Pour un peu d’optimisme

samedi, 09.05.2020

Yves Mirabaud*

Yves Mirabaud

L’Association de banques privées suisses (ABPS) vient de publier son rapport annuel, qui résume les événements saillants qui se sont produits du 1er avril 2019 au 31 mars 2020 dans le secteur financier. L’année écoulée a été marquée par les tensions commerciales entre la Chine et les Etats-Unis, par la saga du Brexit, et bien sûr par l’épidémie de coronavirus. Mais ces éléments anxiogènes ne doivent pas faire oublier que l’année 2019 a été faste pour la Suisse, et pas seulement sur le plan boursier:

• La Finma a accordé une licence bancaire à deux nouveaux instituts au modèle d’affaires numérique, SEBA Banque SA à Zug et Sygnum Banque SA à Zurich, et d’autres candidats se profilent, notamment la start-up Yapeal SA à Zurich qui a reçu la première autorisation fintech délivrée par la Finma.

• Alors que le droit fédéral va bientôt être adapté aux développements de la technologie des registres électroniques distribués, Facebook a choisi de lancer sa monnaie universelle, la libra, à travers une association établie à Genève et vient d’adresser une demande d’autorisation à la Finma.

• Deux tiers de la population suisse et tous les cantons ont accepté la réforme de l’imposition des entreprises, ce qui a ouvert la voie à la sortie de la Suisse des listes de paradis fiscaux de l’Union européenne, soldant ainsi un conflit datant de 2014.
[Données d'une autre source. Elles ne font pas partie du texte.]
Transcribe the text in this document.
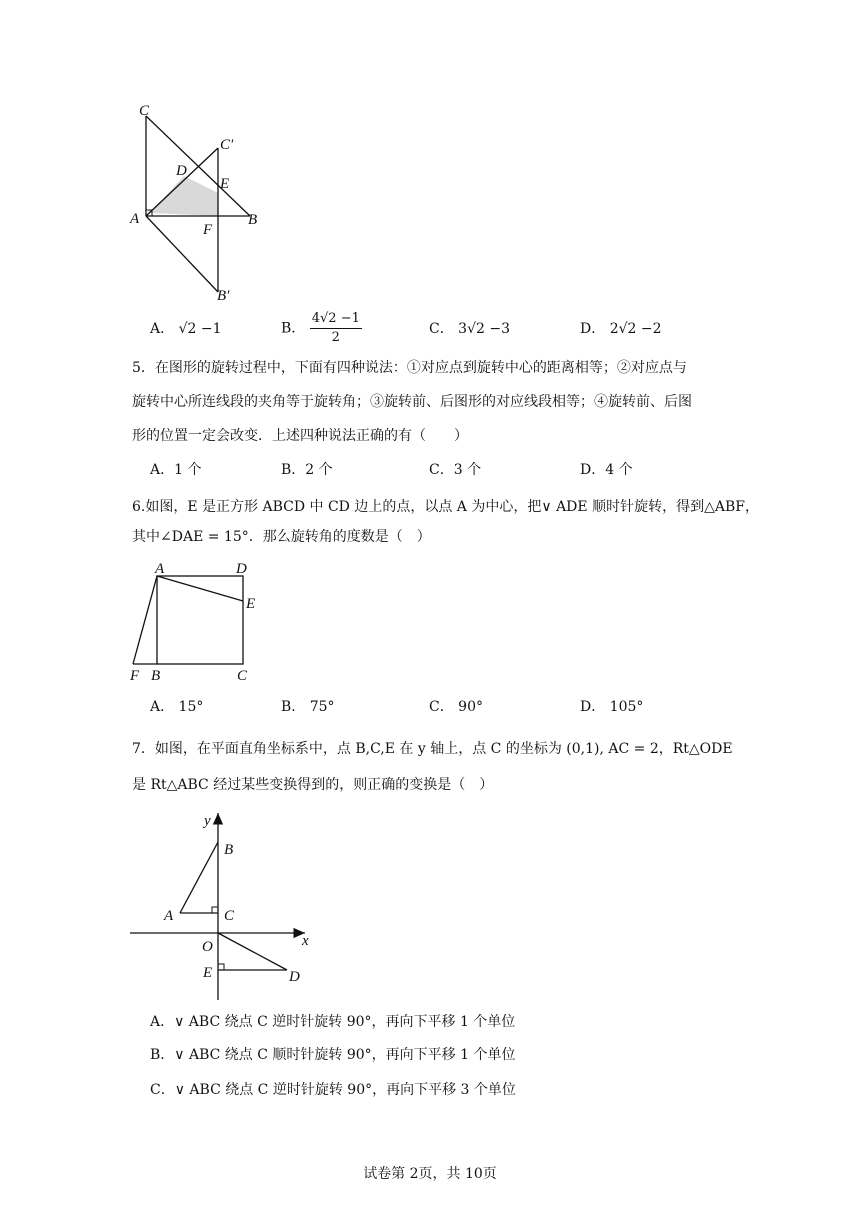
C
C′
D
E
A
F
B
B′
A． √2 −1	B． $\frac{4√2 -1}{2}$	C． 3√2 −3	D． 2√2 −2
5．在图形的旋转过程中，下面有四种说法：①对应点到旋转中心的距离相等；②对应点与
旋转中心所连线段的夹角等于旋转角；③旋转前、后图形的对应线段相等；④旋转前、后图
形的位置一定会改变．上述四种说法正确的有（　　）
A．1 个	B．2 个	C．3 个	D．4 个
6.如图，E 是正方形 ABCD 中 CD 边上的点，以点 A 为中心，把∨ ADE 顺时针旋转，得到△ABF，
其中∠DAE = 15°．那么旋转角的度数是（　）
A	D
E
F B	C
A． 15°	B． 75°	C． 90°	D． 105°
7．如图，在平面直角坐标系中，点 B,C,E 在 y 轴上，点 C 的坐标为 (0,1), AC = 2，Rt△ODE
是 Rt△ABC 经过某些变换得到的，则正确的变换是（　）
y
x
B
A	C
O
E	D
A．∨ ABC 绕点 C 逆时针旋转 90°，再向下平移 1 个单位
B．∨ ABC 绕点 C 顺时针旋转 90°，再向下平移 1 个单位
C．∨ ABC 绕点 C 逆时针旋转 90°，再向下平移 3 个单位
试卷第 2页，共 10页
• Les Etats-Unis ont enfin ratifié le Protocole modifiant leur convention contre les doubles impositions avec la Suisse, ce qui la rend conforme avec le standard d’échange d’informations sur demande de l’OCDE.

• Le Forum mondial sur la transparence et l’échange de renseignements à des fins fiscales a confirmé la note «conforme pour l’essentiel» de la Suisse à l’issue du second examen par les pairs de son échange d’informations sur demande.

• Le Groupe d’action financière a aussi reconnu les progrès réalisés par la Suisse en matière de lutte contre le blanchiment et le financement du terrorisme, le nombre de Recommandations pour lesquelles la Suisse n’est que «partiellement conforme» étant passé de 9 à 5.

• L’Union européenne n’a plus voulu reconnaître l’équivalence des bourses suisses, mais les contre-mesures prises par le Conseil fédéral se sont révélées efficaces et ont même conduit au rapatriement de presque toutes les transactions sur titres suisses en Suisse.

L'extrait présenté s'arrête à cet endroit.